The Ashes embodies cricket's most traditional format: five five-day Tests played in white by daylight

Gideon Haigh
Gideon Haigh
25-Feb-2013
Getty Images

Getty Images

The Ashes embodies cricket’s most traditional format: five five-day Tests played in white by daylight. Yet this has been fitted into a decidedly untraditional tour, the most anticipated series of modern times being shoehorned into six weeks, beginning with an unprecedented double header.
For the most part, this has been England’s problem, with only three second-class practice matches to prepare for back-to-back Tests - rather like trying to soup up a Go Kart to compete at the drag racing strip with the addition of some GT stripes.
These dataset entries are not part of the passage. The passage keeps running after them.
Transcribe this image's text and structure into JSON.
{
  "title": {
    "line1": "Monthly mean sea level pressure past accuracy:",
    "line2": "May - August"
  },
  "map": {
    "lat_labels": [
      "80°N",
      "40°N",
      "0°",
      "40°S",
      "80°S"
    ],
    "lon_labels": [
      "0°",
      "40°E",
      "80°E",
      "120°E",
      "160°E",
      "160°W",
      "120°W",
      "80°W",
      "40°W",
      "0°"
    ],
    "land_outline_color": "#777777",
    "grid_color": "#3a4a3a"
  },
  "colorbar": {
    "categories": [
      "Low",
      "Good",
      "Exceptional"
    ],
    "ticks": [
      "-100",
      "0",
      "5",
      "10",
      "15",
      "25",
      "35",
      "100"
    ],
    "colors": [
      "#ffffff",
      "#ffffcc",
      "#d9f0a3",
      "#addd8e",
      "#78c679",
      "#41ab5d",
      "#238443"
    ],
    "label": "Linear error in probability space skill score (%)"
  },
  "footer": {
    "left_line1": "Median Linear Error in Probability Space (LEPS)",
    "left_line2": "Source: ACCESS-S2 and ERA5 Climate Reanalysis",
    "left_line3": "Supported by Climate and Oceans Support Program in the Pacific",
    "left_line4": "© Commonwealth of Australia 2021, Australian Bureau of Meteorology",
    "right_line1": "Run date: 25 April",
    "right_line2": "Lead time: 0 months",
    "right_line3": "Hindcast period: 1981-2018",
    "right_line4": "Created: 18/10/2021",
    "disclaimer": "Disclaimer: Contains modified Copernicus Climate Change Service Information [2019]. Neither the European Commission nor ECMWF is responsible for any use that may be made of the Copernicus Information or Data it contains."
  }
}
At the Gabba today, it became Australia’s, blessed with a first-innings lead of 445, but burdened with the choice of whether to enforce the follow-on.
Twelve years ago I was at the Gabba when Mark Taylor, with a lead of 259, and England’s openers Mike Atherton and Alec Stewart reaching for their pads, decided to bat again. Not quite the combination of Rommel and Mandela he later became, having not yet captained Australia to a Test victory, Taylor was roundly criticised for removing the Aussie boot from the pommie throat. In fact, he was probably ahead of the game. Not so long before he had enforced the follow-on against Pakistan at Rawalpindi and seen them bat Australia out of the game, Salim Malik putting his bat where his money had been with a masterful 237. Taylor reasoned that the eclipse of the rest day militated against bowling in consecutive innings, and also that his primo bowler, Warne, was advantaged by bowling on an older pitch – the whiz kid proved him right with his Test best 8-71. I remember Taylor confronted by one of his critics at the press conference afterwards, who insisted that England would have been psychologically destroyed by the follow-on. ‘Yeah,’ said the Tubmeister drolly. ‘I read that.’
What applied then applied trebly so in this Test. Reduced to four bowlers by the inclusion of Michael Clarke for the injured Shane Watson, Ponting would in choosing to bat again have been thinking ahead to the Adelaide Test that follows hot on this one’s heels. His four-man attack have a lot of hard yakka ahead – well, some anyway.
England would have been thinking ahead too. The first team to win a Test has been the team to take the Ashes in twenty-four of the thirty-one post-war series, and most of the seven comebacks were in an era when tours allowed space and scope to regroup after an initial defeat, 2005 being the glorious exception proving the rule. Even then the itinerary allowed nine days for England to regain its savoire faire. No such luck this time. Test cricket might be the longest of games, but England could be 2-0 down before it can draw a breath.